As a professional stand-up comic, and an amateur surfer, I have this thing that if I can’t fall on my face, I don’t want to do it. When my partner virtually begged me to go visit the “tidepools” with him, it sounded about as exciting as learning how to knit. Are you kidding me? Tide pools sounded like child’s play. Do I get a coloring book and a juice box with that? I was hoping he was going to pack me a snack and maybe some crayons for what I was sure was going to be a hike-able version of one, big, yawn.
After climbing over the last of the big rocks, my eyes and heart burst open seeing the ocean with it’s candy apple blue brightness, waves crashing up like cotton candy suspended in air. I felt like a kid going to Disney World for the first time. Spotting a little rock island in the middle of yes, a tide pool, I run to it with abandon, jumping up and down like Rocky on the steps of Philadelphia. I also dance.

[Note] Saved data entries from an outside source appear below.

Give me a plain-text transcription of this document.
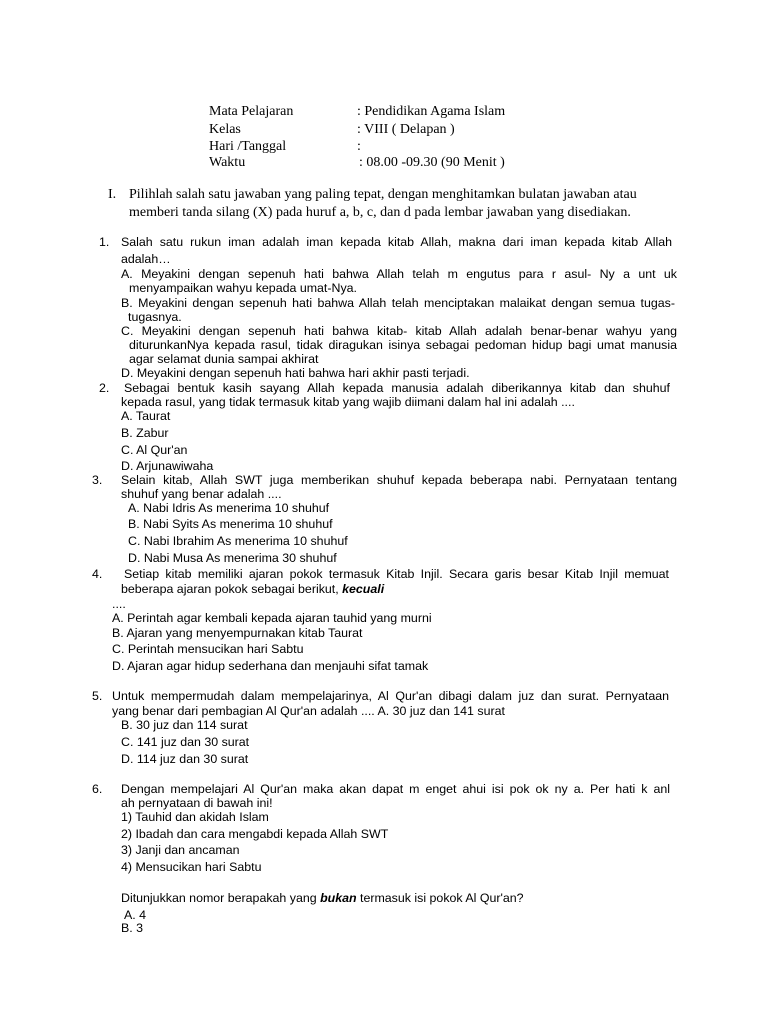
Mata Pelajaran	: Pendidikan Agama Islam
Kelas	: VIII ( Delapan )
Hari /Tanggal	:
Waktu	: 08.00 -09.30 (90 Menit )
I. Pilihlah salah satu jawaban yang paling tepat, dengan menghitamkan bulatan jawaban atau
memberi tanda silang (X) pada huruf a, b, c, dan d pada lembar jawaban yang disediakan.
1. Salah satu rukun iman adalah iman kepada kitab Allah, makna dari iman kepada kitab Allah
adalah…
A. Meyakini dengan sepenuh hati bahwa Allah telah m engutus para r asul- Ny a unt uk
menyampaikan wahyu kepada umat-Nya.
B. Meyakini dengan sepenuh hati bahwa Allah telah menciptakan malaikat dengan semua tugas-
tugasnya.
C. Meyakini dengan sepenuh hati bahwa kitab- kitab Allah adalah benar-benar wahyu yang
diturunkanNya kepada rasul, tidak diragukan isinya sebagai pedoman hidup bagi umat manusia
agar selamat dunia sampai akhirat
D. Meyakini dengan sepenuh hati bahwa hari akhir pasti terjadi.
2. Sebagai bentuk kasih sayang Allah kepada manusia adalah diberikannya kitab dan shuhuf
kepada rasul, yang tidak termasuk kitab yang wajib diimani dalam hal ini adalah ....
A. Taurat
B. Zabur
C. Al Qur'an
D. Arjunawiwaha
3. Selain kitab, Allah SWT juga memberikan shuhuf kepada beberapa nabi. Pernyataan tentang
shuhuf yang benar adalah ....
A. Nabi Idris As menerima 10 shuhuf
B. Nabi Syits As menerima 10 shuhuf
C. Nabi Ibrahim As menerima 10 shuhuf
D. Nabi Musa As menerima 30 shuhuf
4. Setiap kitab memiliki ajaran pokok termasuk Kitab Injil. Secara garis besar Kitab Injil memuat
beberapa ajaran pokok sebagai berikut, kecuali
....
A. Perintah agar kembali kepada ajaran tauhid yang murni
B. Ajaran yang menyempurnakan kitab Taurat
C. Perintah mensucikan hari Sabtu
D. Ajaran agar hidup sederhana dan menjauhi sifat tamak
5. Untuk mempermudah dalam mempelajarinya, Al Qur'an dibagi dalam juz dan surat. Pernyataan
yang benar dari pembagian Al Qur'an adalah .... A. 30 juz dan 141 surat
B. 30 juz dan 114 surat
C. 141 juz dan 30 surat
D. 114 juz dan 30 surat
6. Dengan mempelajari Al Qur'an maka akan dapat m enget ahui isi pok ok ny a. Per hati k anl
ah pernyataan di bawah ini!
1) Tauhid dan akidah Islam
2) Ibadah dan cara mengabdi kepada Allah SWT
3) Janji dan ancaman
4) Mensucikan hari Sabtu
Ditunjukkan nomor berapakah yang bukan termasuk isi pokok Al Qur'an?
A. 4
B. 3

I’m completely freaked out by how gorgeous and thrilling this place is. Immediately I want to swim in these deep watery caverns; I want to immerse myself in these pleasure pools. Not having a swim suit on feels like the biggest mistake of my life! But that grief is quickly over shadowed by the vision of a little tiny little mountain range of a peninsula that my guy and I climb. We look back, watching Mother Ocean give that coast line a smacking that sends a wall of water shooting up, spraying fireworks of water droplets high up into the air. A grand finale that never ends. I love fireworks. And I love the tide pools. And I’ve never been so happy to be so wrong.
Yes, the tide pools are for children. They are for every inner child buried deep beneath the cynical skin of adulthood. Long live the tide pools. They will out last us all, and continue blessing every soul that gets to dance upon their rocks.